Let’s see how the design of failure modes applies to the grounded airline from before. The airline’s Core Facilities project had not planned out its failure modes. The crack started at the improper handling of the SQLException, but it could have been stopped at many other points. Let’s look at some examples, from low-level detail to high-level architecture.

Because the pool was configured to block requesting threads when no resources were available, it eventually tied up all request-handling threads. (This happened independently in each application server instance.) The pool could have been configured to create more connections if it was exhausted. It also could have been configured to block callers for a limited time, instead of blocking forever when all connections were checked out. Either of these would have stopped the crack from propagating.

At the next level up, a problem with one call in CF caused the calling applications on other hosts to fail. Because CF exposed its services as Enterprise JavaBeans (EJBs), it used RMI. By default, RMI calls will never time out. In other words, the callers blocked waiting to read their responses from CF’s EJBs. The first twenty callers to each instance received exceptions: a SQLException wrapped in an InvocationTargetException wrapped in a RemoteException, to be precise. After that, the calls started blocking.

The client could have been written to set a timeout on the RMI sockets. For example, it could have installed a socket factory that calls Socket.setSoTimeout on all new sockets it creates. At a certain point in time, CF could also have decided to build an HTTP-based web service instead of EJBs. Then the client could set a timeout on its HTTP requests. The clients might also have written their calls so the blocked threads could be jettisoned, instead of having the request-handling thread make the external integration call. None of these were done, so the crack propagated from CF to all systems that used CF.

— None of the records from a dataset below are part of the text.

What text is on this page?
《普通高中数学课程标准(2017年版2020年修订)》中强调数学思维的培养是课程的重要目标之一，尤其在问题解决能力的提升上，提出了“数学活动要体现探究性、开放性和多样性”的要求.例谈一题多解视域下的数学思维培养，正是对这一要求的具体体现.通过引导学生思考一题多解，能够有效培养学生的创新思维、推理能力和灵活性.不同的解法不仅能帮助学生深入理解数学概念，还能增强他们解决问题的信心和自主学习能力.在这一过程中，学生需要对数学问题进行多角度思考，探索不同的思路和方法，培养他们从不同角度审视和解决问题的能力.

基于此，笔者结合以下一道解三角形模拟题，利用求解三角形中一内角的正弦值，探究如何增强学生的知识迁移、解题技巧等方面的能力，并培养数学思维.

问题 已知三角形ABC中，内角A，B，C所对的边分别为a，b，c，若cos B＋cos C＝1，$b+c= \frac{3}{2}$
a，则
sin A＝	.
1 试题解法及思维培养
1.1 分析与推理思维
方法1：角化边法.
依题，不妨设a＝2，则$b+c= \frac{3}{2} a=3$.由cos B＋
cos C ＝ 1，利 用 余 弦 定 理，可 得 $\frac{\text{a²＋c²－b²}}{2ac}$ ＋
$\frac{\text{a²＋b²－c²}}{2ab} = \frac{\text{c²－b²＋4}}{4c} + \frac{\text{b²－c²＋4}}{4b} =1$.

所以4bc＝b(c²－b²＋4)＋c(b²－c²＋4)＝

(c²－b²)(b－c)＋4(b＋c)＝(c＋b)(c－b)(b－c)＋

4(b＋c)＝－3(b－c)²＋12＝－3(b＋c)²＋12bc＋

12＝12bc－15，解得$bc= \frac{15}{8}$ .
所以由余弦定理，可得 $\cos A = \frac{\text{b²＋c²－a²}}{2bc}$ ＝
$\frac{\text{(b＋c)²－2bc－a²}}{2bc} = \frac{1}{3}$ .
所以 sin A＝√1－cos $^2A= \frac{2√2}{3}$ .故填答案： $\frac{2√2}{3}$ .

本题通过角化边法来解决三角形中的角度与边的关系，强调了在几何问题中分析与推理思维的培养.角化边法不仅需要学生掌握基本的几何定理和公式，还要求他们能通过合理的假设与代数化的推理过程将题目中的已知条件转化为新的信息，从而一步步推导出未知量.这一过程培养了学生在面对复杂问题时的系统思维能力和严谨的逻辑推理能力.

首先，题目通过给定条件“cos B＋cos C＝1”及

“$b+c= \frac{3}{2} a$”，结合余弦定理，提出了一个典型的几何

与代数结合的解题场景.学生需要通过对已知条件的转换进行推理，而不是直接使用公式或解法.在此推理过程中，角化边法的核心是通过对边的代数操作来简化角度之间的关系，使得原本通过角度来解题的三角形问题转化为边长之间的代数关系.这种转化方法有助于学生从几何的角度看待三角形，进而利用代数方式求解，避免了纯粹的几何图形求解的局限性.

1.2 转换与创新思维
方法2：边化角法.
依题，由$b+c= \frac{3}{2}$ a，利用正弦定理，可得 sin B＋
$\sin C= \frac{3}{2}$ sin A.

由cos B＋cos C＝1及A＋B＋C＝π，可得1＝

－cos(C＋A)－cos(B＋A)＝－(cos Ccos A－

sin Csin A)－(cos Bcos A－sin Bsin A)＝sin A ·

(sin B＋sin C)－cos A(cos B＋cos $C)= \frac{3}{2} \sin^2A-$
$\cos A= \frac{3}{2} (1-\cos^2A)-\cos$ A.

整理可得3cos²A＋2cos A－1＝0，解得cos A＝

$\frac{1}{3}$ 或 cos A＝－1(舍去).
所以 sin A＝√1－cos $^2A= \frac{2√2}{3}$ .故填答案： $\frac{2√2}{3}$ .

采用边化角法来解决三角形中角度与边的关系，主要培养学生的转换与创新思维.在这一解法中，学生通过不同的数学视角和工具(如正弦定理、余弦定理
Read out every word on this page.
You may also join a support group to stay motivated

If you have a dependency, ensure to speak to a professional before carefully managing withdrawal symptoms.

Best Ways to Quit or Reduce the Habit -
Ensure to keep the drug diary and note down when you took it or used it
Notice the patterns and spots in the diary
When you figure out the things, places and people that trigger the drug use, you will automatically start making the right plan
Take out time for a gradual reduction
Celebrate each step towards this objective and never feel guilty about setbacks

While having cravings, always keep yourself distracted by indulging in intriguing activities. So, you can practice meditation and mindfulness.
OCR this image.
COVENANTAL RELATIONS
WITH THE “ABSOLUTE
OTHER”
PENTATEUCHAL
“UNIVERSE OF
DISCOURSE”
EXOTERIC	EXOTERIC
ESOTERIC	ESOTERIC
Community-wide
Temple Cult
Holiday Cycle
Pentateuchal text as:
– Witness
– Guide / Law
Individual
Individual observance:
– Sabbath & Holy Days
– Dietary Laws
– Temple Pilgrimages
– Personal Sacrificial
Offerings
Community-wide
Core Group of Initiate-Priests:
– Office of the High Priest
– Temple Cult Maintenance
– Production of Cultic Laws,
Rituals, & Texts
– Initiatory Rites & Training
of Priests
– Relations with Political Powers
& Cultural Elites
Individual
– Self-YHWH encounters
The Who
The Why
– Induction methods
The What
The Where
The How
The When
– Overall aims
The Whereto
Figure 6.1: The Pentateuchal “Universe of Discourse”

At a still larger scale, the CF servers themselves could have been partitioned into more than one service group. That would have kept a problem within one of the service groups from taking down all users of CF. (In this case, all the service groups would have cracked in the same way, but that would not always be the case.) This is another way of stopping cracks from propagating into the rest of the enterprise.

Looking at even larger architecture issues, CF could’ve been built using request/reply message queues. In that case, the caller would know that a reply might never arrive. It would have to deal with that case as part of handling the protocol itself. Even more radically, the callers could have been searching for flights by looking for entries in a tuple space that matched the search criteria. CF would have to have kept the tuple space populated with flight records. The more tightly coupled the architecture, the greater the chance this coding error can propagate. Conversely, the less-coupled architectures act as shock absorbers, diminishing the effects of this error instead of amplifying them.

Any of these approaches could have stopped the SQLException problem from spreading to the rest of the airline. Sadly, the designers had not considered the possibility of “cracks” when they created the shared services.